The special prosecutor, Park Young-soo, said the money represented bribes from Samsung. He said that he had asked a Seoul court to issue an arrest warrant for Lee; it usually takes a few days for a court to decide whether to grant such a warrant.
If Lee is arrested, it will be a landmark in South Korea’s efforts to fight corruption in the country’s powerful family-controlled conglomerates, known as chaebol, and could disrupt his efforts to inherit management control of Samsung, whose tentacles in telecommunications, shipbuilding and a range of other industries reach throughout South Korea’s economy.
Lee’s arrest on a bribery charge would further corner Park. During her current trial in the Constitutional Court, prosecutors representing the National Assembly, which voted on December 9 to impeach her, argued that Park and Choi colluded to collect millions from Samsung and other big businesses and that the money was either coerced from businesses or was collected as bribes in return for political favours. Park and Choi have denied any wrongdoing.

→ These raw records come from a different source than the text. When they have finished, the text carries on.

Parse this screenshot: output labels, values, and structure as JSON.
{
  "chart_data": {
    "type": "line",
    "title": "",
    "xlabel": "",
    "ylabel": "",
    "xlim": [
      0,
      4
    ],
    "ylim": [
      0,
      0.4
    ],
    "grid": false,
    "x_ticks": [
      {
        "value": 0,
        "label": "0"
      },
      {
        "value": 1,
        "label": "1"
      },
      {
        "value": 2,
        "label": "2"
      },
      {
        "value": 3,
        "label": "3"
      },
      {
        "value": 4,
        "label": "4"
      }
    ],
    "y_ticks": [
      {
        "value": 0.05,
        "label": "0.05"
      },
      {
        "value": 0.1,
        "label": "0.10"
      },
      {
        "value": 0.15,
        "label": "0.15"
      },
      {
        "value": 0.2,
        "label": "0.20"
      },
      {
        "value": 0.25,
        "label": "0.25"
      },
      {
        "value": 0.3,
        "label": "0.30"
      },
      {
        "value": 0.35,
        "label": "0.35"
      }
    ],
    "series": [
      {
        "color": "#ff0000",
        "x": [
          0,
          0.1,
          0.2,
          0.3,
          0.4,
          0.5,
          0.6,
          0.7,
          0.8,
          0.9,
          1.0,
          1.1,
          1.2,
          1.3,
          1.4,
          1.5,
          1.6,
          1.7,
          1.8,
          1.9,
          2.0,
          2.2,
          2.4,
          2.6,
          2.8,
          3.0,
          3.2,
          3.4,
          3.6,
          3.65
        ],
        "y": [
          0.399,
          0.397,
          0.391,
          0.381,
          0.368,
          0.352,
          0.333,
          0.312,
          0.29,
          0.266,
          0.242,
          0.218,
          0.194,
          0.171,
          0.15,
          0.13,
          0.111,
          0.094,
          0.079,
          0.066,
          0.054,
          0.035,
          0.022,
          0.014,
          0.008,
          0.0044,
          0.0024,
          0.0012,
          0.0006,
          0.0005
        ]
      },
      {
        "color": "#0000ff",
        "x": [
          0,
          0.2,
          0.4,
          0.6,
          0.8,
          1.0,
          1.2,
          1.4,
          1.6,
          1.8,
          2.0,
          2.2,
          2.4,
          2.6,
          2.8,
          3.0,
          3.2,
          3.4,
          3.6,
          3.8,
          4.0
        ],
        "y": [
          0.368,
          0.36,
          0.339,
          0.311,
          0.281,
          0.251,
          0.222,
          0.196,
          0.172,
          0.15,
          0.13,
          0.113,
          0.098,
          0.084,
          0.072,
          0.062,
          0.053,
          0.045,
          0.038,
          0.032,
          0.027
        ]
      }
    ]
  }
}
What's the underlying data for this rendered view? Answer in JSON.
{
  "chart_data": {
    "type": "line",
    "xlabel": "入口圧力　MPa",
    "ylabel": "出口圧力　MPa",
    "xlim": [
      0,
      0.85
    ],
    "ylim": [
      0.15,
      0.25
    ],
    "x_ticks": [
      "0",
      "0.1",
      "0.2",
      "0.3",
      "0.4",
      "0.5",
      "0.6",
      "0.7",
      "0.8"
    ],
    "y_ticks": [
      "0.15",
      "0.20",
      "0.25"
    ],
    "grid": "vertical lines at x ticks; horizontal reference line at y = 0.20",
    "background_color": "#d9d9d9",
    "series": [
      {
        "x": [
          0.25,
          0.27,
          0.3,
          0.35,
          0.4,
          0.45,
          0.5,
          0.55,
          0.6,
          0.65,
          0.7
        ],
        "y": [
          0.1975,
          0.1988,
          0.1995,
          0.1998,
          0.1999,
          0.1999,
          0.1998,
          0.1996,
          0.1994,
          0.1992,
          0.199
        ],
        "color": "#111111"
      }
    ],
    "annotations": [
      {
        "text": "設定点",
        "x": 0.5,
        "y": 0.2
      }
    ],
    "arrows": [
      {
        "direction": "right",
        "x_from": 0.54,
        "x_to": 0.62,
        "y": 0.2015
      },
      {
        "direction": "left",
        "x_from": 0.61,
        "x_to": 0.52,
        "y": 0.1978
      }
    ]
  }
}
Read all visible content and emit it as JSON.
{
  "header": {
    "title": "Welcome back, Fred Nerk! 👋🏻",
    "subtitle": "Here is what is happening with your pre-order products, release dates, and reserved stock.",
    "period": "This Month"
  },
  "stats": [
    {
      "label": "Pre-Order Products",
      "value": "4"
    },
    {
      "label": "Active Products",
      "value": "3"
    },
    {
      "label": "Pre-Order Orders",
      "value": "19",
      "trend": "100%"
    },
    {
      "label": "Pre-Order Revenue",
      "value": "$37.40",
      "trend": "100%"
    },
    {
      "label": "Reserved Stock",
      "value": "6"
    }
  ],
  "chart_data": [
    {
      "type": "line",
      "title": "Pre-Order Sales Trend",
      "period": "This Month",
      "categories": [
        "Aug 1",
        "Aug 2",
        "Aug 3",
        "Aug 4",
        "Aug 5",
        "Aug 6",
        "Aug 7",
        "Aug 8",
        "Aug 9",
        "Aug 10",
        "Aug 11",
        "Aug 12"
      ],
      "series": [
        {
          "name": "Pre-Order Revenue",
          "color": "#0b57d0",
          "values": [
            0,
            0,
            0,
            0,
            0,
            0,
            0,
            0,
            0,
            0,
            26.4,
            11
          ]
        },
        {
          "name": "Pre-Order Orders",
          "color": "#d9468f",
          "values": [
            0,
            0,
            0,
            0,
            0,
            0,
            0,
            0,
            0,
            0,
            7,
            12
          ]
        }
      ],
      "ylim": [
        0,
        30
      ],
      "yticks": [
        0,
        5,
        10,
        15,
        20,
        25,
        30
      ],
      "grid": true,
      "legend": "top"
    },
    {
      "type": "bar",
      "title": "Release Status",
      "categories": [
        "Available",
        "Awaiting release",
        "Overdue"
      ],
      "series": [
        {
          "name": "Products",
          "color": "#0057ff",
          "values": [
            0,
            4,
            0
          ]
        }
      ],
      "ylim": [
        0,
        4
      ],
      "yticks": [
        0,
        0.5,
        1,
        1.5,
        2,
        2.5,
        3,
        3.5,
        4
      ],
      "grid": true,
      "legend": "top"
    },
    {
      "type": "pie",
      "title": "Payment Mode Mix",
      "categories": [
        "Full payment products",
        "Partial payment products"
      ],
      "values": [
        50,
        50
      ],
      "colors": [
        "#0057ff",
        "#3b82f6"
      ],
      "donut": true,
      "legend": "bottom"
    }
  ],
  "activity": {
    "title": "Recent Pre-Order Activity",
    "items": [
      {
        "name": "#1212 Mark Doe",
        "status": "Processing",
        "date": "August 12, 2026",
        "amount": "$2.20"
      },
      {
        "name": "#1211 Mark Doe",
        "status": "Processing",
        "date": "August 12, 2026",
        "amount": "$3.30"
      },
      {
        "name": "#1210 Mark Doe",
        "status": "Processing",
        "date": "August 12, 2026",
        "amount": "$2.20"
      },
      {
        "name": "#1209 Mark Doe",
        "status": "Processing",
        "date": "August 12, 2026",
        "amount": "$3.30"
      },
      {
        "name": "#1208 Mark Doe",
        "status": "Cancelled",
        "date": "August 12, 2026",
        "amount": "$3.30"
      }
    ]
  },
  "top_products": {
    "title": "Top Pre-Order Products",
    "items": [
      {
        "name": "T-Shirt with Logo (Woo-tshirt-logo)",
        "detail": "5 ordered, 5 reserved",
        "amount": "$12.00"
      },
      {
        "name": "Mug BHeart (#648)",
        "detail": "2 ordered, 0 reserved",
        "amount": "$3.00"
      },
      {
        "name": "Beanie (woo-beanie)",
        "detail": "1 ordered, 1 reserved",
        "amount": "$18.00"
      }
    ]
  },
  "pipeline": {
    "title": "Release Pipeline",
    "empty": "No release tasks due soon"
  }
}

Although Samsung has often been investigated on corruption allegations, neither Lee nor his father has spent time in jail. The senior Lee was convicted of bribery in 1996, and of tax evasion and breach of trust in 2009, but in each case, he was not arrested, and his prison terms were suspended. Each time, his criminal records were later erased in presidential pardons, and he soon returned to Samsung’s leadership.